Is the F-150’s return to the top of the index an indicator of a changing trend back to American-made? Or is it just one strong example that overshadows the domestic market’s heavy reliance on parts made in Mexico and assembly plants that are often in foreign countries. Although the Ford pickup garnered the top spot in the rankings, five of the Top 10 vehicles were of Japanese origin, with four vehicles from Toyota leading all brands.
It’s probably too early to tell one way or the other. But I’m a firm believer that the auto industry is a microcosm of the American jobs crisis as a whole.
When Ford, General Motors and Chrysler began shutting down assembly lines in Michigan in favor of the cheaper labor and cheaper parts in Mexico, the “Big Three” alienated its most staunch supporters — the American autoworkers.
Profit-margin was the sole driving factor. But as more and more industries followed suit with the same mindset, fewer and fewer Americans could afford to buy a new vehicle on a regular basis. Buying a brand-new American car or truck no longer contributed to the American work force; it simply loaded the bank accounts of rich executives and perpetuated the merits of cheap, outsourced labor.
The trend is not isolated to the U.S., either. More and more, German automakers are outsourcing to China and Korea, as well as the United States. Japanese companies have done the same.
The first “Made in China” automobiles arrived in North America with little fanfare in 2011 as the Guangzhou-born Honda Fit landed in Canadian car dealers.

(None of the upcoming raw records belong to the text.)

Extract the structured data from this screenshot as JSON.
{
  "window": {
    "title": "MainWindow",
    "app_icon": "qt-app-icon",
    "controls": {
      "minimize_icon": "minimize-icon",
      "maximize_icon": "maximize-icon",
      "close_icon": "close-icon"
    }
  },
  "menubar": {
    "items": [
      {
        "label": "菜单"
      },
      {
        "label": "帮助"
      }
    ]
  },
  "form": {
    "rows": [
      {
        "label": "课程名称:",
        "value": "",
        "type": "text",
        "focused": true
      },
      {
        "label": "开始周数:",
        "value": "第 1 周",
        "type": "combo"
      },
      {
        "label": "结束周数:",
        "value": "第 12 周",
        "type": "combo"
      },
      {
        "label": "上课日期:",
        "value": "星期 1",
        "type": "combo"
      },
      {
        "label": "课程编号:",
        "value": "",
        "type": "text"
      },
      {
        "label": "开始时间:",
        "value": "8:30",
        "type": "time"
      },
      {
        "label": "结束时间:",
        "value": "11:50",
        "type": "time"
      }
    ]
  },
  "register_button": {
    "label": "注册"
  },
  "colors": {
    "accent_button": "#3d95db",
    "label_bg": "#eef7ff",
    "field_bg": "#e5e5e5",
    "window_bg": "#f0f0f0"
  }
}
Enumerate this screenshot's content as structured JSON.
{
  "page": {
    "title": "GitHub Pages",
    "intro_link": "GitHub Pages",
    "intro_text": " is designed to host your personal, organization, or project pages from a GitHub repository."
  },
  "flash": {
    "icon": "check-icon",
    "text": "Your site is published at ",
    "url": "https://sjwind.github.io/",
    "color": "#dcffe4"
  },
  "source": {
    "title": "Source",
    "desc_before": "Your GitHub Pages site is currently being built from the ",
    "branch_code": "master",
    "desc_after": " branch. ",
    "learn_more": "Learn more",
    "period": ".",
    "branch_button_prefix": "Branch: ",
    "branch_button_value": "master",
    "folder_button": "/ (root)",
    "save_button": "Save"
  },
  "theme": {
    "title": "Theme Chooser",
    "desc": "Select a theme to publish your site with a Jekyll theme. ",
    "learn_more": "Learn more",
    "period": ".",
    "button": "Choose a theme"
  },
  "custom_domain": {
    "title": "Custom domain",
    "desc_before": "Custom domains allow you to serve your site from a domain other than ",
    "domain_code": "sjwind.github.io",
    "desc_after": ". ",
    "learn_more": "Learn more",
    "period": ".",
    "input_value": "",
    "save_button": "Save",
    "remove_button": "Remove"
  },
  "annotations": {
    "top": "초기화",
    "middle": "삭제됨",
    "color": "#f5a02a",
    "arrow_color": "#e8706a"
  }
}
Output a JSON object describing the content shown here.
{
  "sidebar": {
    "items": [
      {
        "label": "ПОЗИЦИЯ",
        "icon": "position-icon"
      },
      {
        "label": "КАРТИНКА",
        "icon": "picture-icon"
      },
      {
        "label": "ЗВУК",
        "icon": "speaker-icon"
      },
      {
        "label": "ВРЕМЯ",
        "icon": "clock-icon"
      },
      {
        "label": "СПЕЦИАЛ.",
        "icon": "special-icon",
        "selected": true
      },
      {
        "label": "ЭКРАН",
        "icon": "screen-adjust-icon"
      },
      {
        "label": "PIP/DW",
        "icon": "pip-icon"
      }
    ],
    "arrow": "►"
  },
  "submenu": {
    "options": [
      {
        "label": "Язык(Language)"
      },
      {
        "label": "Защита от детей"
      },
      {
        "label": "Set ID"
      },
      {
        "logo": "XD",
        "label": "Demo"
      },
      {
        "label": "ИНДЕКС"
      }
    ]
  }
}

After several decades of relying heavily on foreign production, American automakers have experienced the highs and lows of the country’s fragile economy … and then had to beg those same people they had slighted for a multi-billion dollar bailout when times got really tough.
Traditionally, the response to profit dips has been to shut down a Detroit factory and open a cheaper Mexican counterpart. If this mentality doesn’t change, I believe it will continue to do more harm than good. I believe the long-term health of both the auto industry and the American economy would be better served if Ford, Chevrolet and Chrysler all rededicated themselves to the hard-working men and women of this country who made those companies great so many years ago.
In today’s global economy, there will never again be mass-produced vehicles that are 100 percent made in America. But hopefully Ford’s return to the top of the “most American-made” index will be a starting point for companies to once again take pride in being built right here in the land of the free.